Yes, it was converted from html. It was started after @
antiliberalsociety expressed his interest in preserving the data. The crawled version included pre-purge version of data.
After ruqqus went into "read-only" mode, there were inconsistency and large gabs between the pagination. The comments were fetched in parts to overlap the gabs. The submissions had fewer inconsistency in pagination. But at least one guild (+general) that I was aware of were not available on API. We can expect that the API data was incomplete, due to the changes admins had made.
@
MadWorld I have 13 posts in +general in the API version, so it must've been available. But you're right that it's missing some data, because I only have 498 posts in the API data whereas the HTML-crawled data includes 528, meaning the API excluded 30 of them. Maybe that's from posting in banned guilds, but I don't remember posting in banned guilds that often.
I have to wonder if they created the pagination gaps on purpose to destroy as much data as possible, since they also shut down way earlier than they said they would.
Update: Since each comment includes the original post within itself, most of the missing posts could be copied from there. So the only ones that have to be reconstructed from the HTML crawl are posts that were skipped by the API
and have no comments (or were purged).
Update 2: I recovered 23 extra posts from the comments. 21 of them were in +general, the 2 that weren't were both in +FreeForum, and one of those 2 was originally in +HiddenWebGems but kicked to +general and yanked to +FreeForum. So it appears that +general was accessible from the API, but extremely spotty (and maybe +FreeForum too, but it's only 2 posts so it could be a coincidence). 7 posts are still missing, I'll run another comparison to see what those look like.
Update 3: Bad news. There were 13 extra posts in the HTML data instead of 7, meaning at least 6 extra posts were present in the API submission and comment data but
not the HTML-crawled data. So unfortunately the HTML-crawled data is also incomplete. This means the API actually missed at least 36, giving me a total of at least 534 posts. But there could be a few more that are missing from all 3 sets of data.

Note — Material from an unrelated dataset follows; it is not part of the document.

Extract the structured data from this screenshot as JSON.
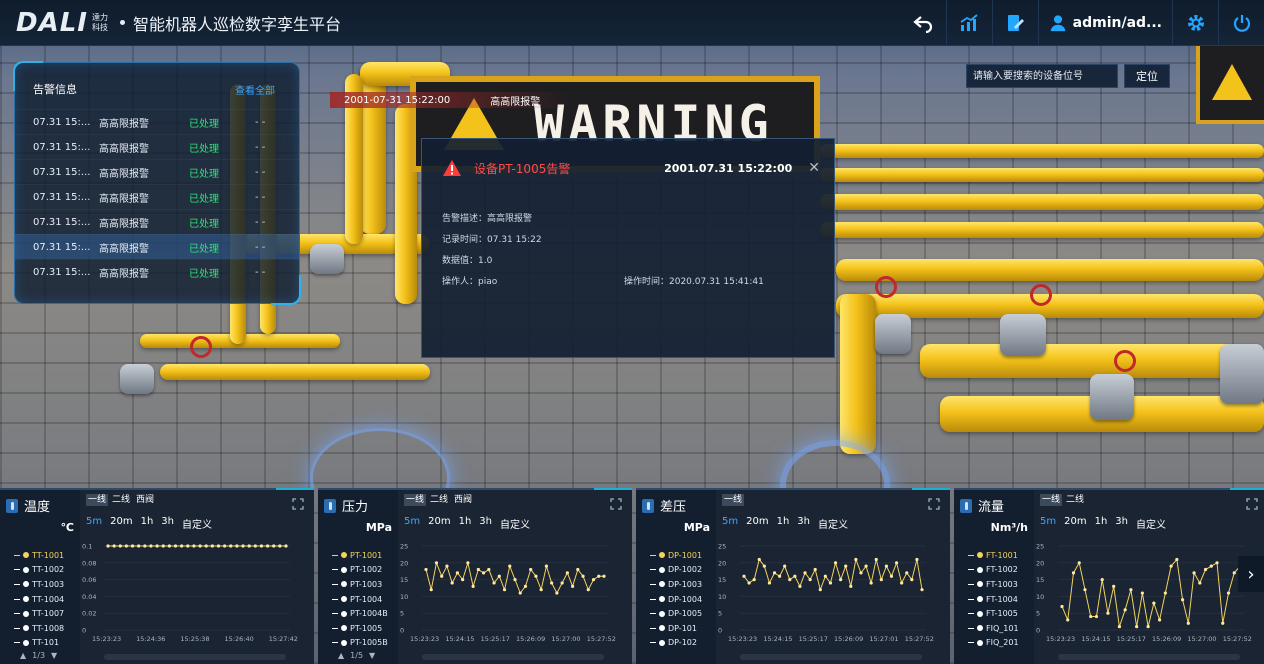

Update 4: I noticed that precisely 6 of the 13 extra posts in the HTML data were in +general. I doubt that means anything though.
Update 5: This was a false alarm. If you take +general out of the equation, you get 503 (haha!) posts by me from the HTML crawl, and 485 from the API, 487 after including the posts embedded in comments. After adding the 7 in the HTML crawl, there are only 494.
This led me to recheck my data, and I was using an older file containing my posts from the HTML data that had any posts I had commented on added to it as well. To avoid grabbing other peoples' posts I put a condition in my script to only compare posts if I was the author; however, after the first 528 lines when other peoples' posts began, it also included several duplicates of some of my posts. I re-exported them, and only using the original 528, there were only 7 extra in the HTML data that weren't in the API data, as expected. So no, as of now the HTML crawl does not appear to have missed anything publicly accessible. 4 of the posts only available in the HTML data were in +general.